Sabtu, 21 November 2009 – 13.05 wib

Hari ini tidak terlalu cerah, tidak terlalu mendung. Tapi rasanya sebentar lagi akan segera turun hujan. Kegiatan dan aktifitas diluar rumah akan sangat tidak didukung ketika hujan turun, kecuali salah satu dari kita adalah ojek payung, seseorang yang menyewakan payung bagi mereka yang tidak membawa payung saat hujan turun.

Pagi ini setelah memeriksa halaman facebook, main game sebentar, dan kemudian memeriksa beberapa halaman blog yang saya miliki, saya menemukan satu judul yang menantang saya, “SAYA INGIN MENJADI PENULIS HEBAT”. Dan jujur, itu membuat saya tertarik.

Setelah lebih dari tiga tahun berkutat dengan dunia blog, mengumpulkan teman-teman yang kiranya menarik ataupun tertarik di dunia penulisan, saya memang kesengsem dengan salah satu blog milik seseorang yang bernama JONRU. Nama yang singkat sekaligus unik bagi saya. Dan posting kali ini masih tentang karya beliau yang berkenaan dengan PENULIS HEBAT.

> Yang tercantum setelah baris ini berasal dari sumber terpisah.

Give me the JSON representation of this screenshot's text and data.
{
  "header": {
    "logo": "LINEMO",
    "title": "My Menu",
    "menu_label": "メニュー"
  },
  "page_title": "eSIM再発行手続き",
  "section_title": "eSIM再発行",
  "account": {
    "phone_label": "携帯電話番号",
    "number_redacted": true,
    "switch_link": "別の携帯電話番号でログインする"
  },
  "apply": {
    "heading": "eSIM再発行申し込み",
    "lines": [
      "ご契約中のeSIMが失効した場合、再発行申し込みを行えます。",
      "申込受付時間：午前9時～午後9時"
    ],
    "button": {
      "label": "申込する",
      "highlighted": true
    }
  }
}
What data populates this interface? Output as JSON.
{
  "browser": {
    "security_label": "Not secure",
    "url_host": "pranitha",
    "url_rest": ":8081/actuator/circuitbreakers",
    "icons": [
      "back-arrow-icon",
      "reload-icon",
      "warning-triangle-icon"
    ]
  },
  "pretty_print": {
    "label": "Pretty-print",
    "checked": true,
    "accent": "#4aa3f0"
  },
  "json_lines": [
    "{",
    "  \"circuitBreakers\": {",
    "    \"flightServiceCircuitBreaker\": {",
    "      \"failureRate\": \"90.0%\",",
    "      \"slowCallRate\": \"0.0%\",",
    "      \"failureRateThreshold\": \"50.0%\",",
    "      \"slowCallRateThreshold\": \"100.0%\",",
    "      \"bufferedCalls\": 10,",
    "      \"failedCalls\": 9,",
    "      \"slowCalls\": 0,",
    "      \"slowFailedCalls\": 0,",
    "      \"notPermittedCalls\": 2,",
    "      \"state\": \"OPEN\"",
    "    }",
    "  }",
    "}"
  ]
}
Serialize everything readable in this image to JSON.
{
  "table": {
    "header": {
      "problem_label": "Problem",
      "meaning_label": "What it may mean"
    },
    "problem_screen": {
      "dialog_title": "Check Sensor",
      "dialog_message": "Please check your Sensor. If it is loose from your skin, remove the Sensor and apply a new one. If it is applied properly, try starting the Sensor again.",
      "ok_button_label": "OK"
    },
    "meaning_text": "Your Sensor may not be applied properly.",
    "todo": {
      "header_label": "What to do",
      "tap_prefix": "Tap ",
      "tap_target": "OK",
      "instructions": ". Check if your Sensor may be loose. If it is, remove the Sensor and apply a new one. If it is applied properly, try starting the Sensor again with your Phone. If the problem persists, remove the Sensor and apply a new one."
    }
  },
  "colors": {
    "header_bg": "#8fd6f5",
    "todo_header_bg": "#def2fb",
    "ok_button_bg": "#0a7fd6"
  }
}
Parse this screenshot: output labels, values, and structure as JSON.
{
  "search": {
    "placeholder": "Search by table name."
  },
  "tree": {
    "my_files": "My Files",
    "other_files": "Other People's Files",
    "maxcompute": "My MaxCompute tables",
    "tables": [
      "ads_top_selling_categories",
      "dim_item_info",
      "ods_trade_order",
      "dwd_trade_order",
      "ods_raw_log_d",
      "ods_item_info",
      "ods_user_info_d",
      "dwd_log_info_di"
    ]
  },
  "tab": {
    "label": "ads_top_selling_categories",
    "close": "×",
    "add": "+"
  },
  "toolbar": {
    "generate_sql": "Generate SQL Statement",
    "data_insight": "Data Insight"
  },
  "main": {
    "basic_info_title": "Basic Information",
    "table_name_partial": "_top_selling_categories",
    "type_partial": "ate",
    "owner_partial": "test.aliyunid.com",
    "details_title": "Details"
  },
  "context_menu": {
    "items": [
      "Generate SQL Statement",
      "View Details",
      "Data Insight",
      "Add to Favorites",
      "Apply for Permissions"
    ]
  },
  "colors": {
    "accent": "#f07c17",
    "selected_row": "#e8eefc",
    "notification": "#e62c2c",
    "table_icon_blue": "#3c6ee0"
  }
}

Saya tidak perlu berfikir dua kali untuk kemudian mengikuti segala hal yang menjadi aturan dari lomba yang di promosikan tersebut. Oh, ya. Saya lupa, penulishebat-dot-com mengadakan lomba penulisan yang bersifat bebas. Jadi, seakan-akan saya terhipnotis, saya langsung memutuskan untuk mengikutinya. Dalam artian, saya selalu merasa tertantang jika ada lomba penulisan semacam ini. Dan mungkin, motifasi saya selalu saja terbangun ketika mendapatkan tantangan, semacam lomba ini.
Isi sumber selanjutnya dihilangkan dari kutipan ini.